O olhar do ficcionista sente pensando e pensa sentindo. Nesses sentir e pensar, mutuamente entrelaçados, ele se distancia dos objetos de que a visão o aproxima. A proximidade do olhar garante o conhecimento de um dado contorno humano: a sociedade, as ações individuais e os motivos a que obedecem. Mas só recolhido no âmbito da imaginação, que o distancia desse contorno em que se acha incluído, ganha o olhar do ficcionista a percuciente lucidez de um foco reflexivo aceso sobre uma "persona" -a pessoa feita personagem ou a personagem tradutível em pessoa.
Essa dupla transposição é o que conseguem os autênticos ficcionistas, como Balzac, Stendhal, Dostoiévski, Tolstói, Proust, Kafka, Thomas Mann e Machado de Assis, porém segundo um jogo próprio entre sentir pensando e pensar sentindo, e portanto de acordo com uma especificidade do olhar a ser interrogada em cada qual, e em cada qual a ser decifrada como o enigma da criação literária. A obra toda de Machado de Assis nos propõe esse enigma em que agora Alfredo Bosi se debruça. Insatisfeito com o considerável estoque das interpretações correntes dessa obra, é a ela mesma, e só a ela, que recorre para poder resolvê-lo.

O raio visual
Está claro que, como todo olhar, o de Machado de Assis não excede o âmbito traçado pelo seu raio visual: a sociedade do Rio de Janeiro à época imperial e nos primórdios da República, de que o mesmo escritor participou. Mas o que o olhar machadiano dela apreendeu e compreendeu ultrapassa os limites da matéria social que lhe foi disponível, como documento humano a observar e registrar.
Seja marxista seja weberiana, a abordagem sociológica exigir-lhe-ia, no mínimo, a confecção de tipos, enquanto individualidades representativas da sociedade neles projetada de maneira exemplar. "A ficção passa a ser um inventário de situações típicas, personagens típicas e idéias típicas de personagens em situação" (pág. 160). Machado de Assis deu-nos muito mais; por trás do tipo, iluminou a individualidade desamparada, ora inconsequente, ora consequente, agindo quase sempre para compensar o déficit de sua situação desajustada numa sociedade desigual, e raramente de maneira nobre e desprendida.
Jacobina, do conto "O Espelho", identifica-se com a farda de alferes que está vestindo; incorporando a tipicidade social que reflete, ele é, portanto, aquilo que socialmente representa. Mas, como observa Alfredo Bosi, Jacobina sabe com o que se identifica: exerce um papel sob medida e tem consciência disso. É, por isso, tipo e pessoa ao mesmo tempo. Como também é tipo e pessoa aquele personagem do conto "Só", que se esvazia de si mesmo ao isolar-se do gregarismo social.

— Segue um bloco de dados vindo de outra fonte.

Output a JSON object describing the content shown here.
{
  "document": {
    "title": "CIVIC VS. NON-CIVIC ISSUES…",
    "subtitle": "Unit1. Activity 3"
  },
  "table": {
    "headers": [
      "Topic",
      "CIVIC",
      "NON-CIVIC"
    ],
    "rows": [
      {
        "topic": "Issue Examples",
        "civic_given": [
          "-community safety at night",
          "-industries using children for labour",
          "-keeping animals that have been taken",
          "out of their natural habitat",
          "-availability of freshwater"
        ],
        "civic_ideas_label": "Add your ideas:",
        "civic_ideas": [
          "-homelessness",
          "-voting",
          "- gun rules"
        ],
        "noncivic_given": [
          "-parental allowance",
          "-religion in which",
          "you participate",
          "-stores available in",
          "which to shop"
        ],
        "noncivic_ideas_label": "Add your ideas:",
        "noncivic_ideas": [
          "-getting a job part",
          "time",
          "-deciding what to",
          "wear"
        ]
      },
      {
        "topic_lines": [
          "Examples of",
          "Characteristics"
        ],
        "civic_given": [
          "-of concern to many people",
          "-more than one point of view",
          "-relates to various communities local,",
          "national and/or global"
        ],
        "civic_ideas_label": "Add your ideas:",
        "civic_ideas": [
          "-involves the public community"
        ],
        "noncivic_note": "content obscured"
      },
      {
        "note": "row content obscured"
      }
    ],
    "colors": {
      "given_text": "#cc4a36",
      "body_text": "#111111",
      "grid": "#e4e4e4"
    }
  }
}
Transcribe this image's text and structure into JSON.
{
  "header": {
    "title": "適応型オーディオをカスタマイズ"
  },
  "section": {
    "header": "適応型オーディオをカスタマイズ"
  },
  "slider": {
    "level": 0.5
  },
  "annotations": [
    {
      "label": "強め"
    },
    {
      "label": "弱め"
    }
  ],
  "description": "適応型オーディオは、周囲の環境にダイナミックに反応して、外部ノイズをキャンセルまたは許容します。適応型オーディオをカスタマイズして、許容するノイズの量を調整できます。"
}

De qualquer forma, atravessando do típico para o individual, o olhar retira do indivíduo a "persona", a máscara; desnuda-o como ser enganado e enganoso, que o interesse e o sentido das conveniências norteiam. Portanto, "há em Machado mais do que simples inventário: há invenção" (pág.160). E, conto ou romance, essa invenção se faz numa prosa ficcional equívoca, dubitativa, cética, que não cessa de assinalar a sua paradoxal capacidade de encobrir o real ao desencobri-lo. A veracidade absoluta, proclamaria o narrador de "Dom Casmurro", "é incompatível com o estado social". E Brás Cubas ressaltou que a natureza é tão caprichosa quanto é volúvel a história, mestra da vida e "uma eterna loureira", tão volúvel quanto a narrativa de um contador de histórias.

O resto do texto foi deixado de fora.